Penjual Es Kue Dianiaya Aparat, Tuduhan Berbahaya Ternyata Hoaks

- Rabu, 28 Januari 2026 | 16:20 WIB
Penjual Es Kue Dianiaya Aparat, Tuduhan Berbahaya Ternyata Hoaks

"Pak Sudrajat itu kan kena tiga hal sekaligus: dianiaya, dipersekusi, terus difitnah pake berita hoax yang sengaja disebar," tulis seorang netizen di platform X, Budhi Prasetyo, dengan nada geram. "Si Ikhwan itu mestinya dijerat tiga pasal, bukan cuma datang buat pencitraan doang!"

"

Nasib malang menimpa Sudrajat (50), penjual es kue yang jadi korban penganiayaan. Pelakunya? Dua aparat: seorang Babinsa TNI (Serda Heri Purnomo) dan Bhabinkamtibmas Polri (Aiptu Ikhwan Mulyadi).

Semua berawal di kawasan Kemayoran, Jakarta Pusat, pada Sabtu, 24 Januari 2026. Saat itu, Sudrajat sedang berjualan seperti biasa. Tiba-tiba, dua orang berseragam itu mendatanginya dan menuduh dagangannya es gabus terbuat dari bahan berbahaya. Mereka menyebutnya pakai polyurethane atau bahkan spons kasur. Tuduhan liar itu kemudian berujung pada tindak kekerasan.
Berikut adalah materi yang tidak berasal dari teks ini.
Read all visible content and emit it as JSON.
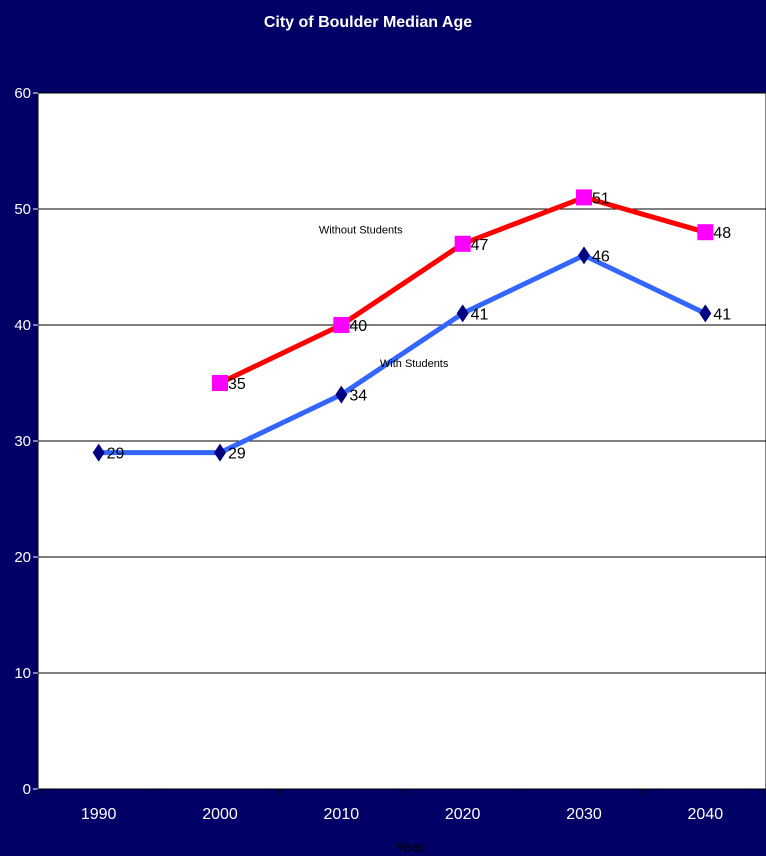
{
  "chart_data": {
    "type": "line",
    "title": "City of Boulder Median Age",
    "xlabel": "Year",
    "ylabel": "",
    "categories": [
      "1990",
      "2000",
      "2010",
      "2020",
      "2030",
      "2040"
    ],
    "ylim": [
      0,
      60
    ],
    "yticks": [
      0,
      10,
      20,
      30,
      40,
      50,
      60
    ],
    "grid": true,
    "series": [
      {
        "name": "Without Students",
        "values": [
          null,
          35,
          40,
          47,
          51,
          48
        ],
        "line_color": "#ff0000",
        "marker_color": "#ff00ff",
        "marker": "square"
      },
      {
        "name": "With Students",
        "values": [
          29,
          29,
          34,
          41,
          46,
          41
        ],
        "line_color": "#3366ff",
        "marker_color": "#000080",
        "marker": "diamond"
      }
    ]
  },
  "colors": {
    "background": "#000066",
    "plot_area": "#ffffff",
    "text_light": "#ffffff",
    "text_dark": "#000000"
  }
}
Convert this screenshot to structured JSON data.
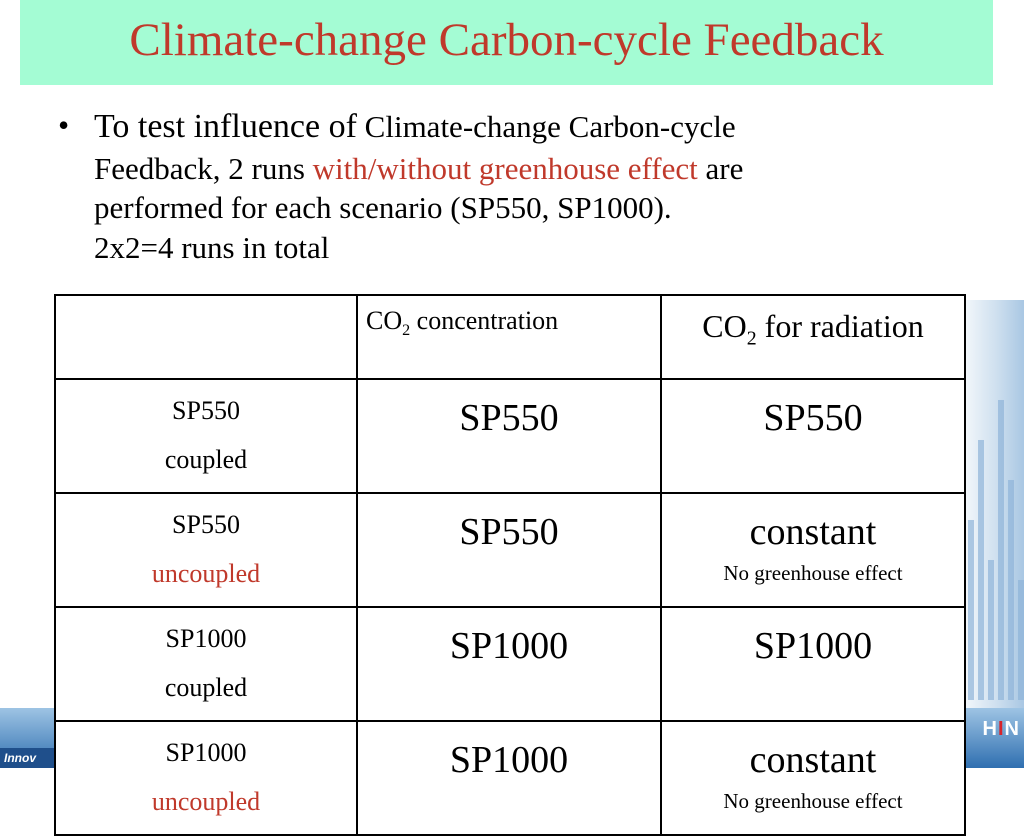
{
  "slide": {
    "title": "Climate-change Carbon-cycle Feedback",
    "bullet": {
      "marker": "•",
      "part1": "To test influence of",
      "part2": "Climate-change Carbon-cycle",
      "part3": "Feedback, 2 runs",
      "highlight": "with/without greenhouse effect",
      "part4": "are",
      "line3": "performed for each scenario (SP550, SP1000).",
      "line4": "2x2=4 runs in total"
    }
  },
  "table": {
    "header": {
      "col1": {
        "prefix": "CO",
        "sub": "2",
        "rest": " concentration"
      },
      "col2": {
        "prefix": "CO",
        "sub": "2",
        "rest": " for radiation"
      }
    },
    "rows": [
      {
        "name": "SP550",
        "mode": "coupled",
        "conc": "SP550",
        "radiation": "SP550",
        "note": ""
      },
      {
        "name": "SP550",
        "mode": "uncoupled",
        "conc": "SP550",
        "radiation": "constant",
        "note": "No greenhouse effect"
      },
      {
        "name": "SP1000",
        "mode": "coupled",
        "conc": "SP1000",
        "radiation": "SP1000",
        "note": ""
      },
      {
        "name": "SP1000",
        "mode": "uncoupled",
        "conc": "SP1000",
        "radiation": "constant",
        "note": "No greenhouse effect"
      }
    ]
  },
  "branding": {
    "right_text": "HIN",
    "right_accent": "I",
    "left_text": "Innov"
  },
  "colors": {
    "title_bg": "#a4fcd4",
    "accent_red": "#c0392b",
    "band_blue": "#2f6fb0"
  }
}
Di rumahnya, Sudrajat masih tampak tak habis pikir. "Saya jualan es kue sudah 30 tahun, tidak pernah ada komplain. Baru Sabtu kemarin kejadian seperti ini," ujarnya kepada TEMPO, Selasa (27/1). Suaranya lirih, penuh keheranan. Ia sudah berjualan di Jakarta Pusat sejak 2007, mengais rezeki dengan setia. Setiap hari, ia berangkat dini hari ke Depok Lama untuk mengambil stok, lalu berjualan dari pagi hingga sore. "Kalau habis, bisa dapat Rp 200 ribu sampai Rp300 ribu. Cukup buat makan," katanya. Ia membeli per potong Rp 500 dan menjualnya Rp 2.000.

Menurut pengakuannya, salah satu aparat awalnya berpura-pura membeli. "Polisinya beli, lalu esnya diremas-remas dan dibilang ini es racun," tutur Sudrajat. Tak lama, ia dipaksa ke pos setempat. Di sanalah kekerasan terjadi. "Saya dikepung lalu dipukul. Yang memukul polisi dan tentara," kenangnya.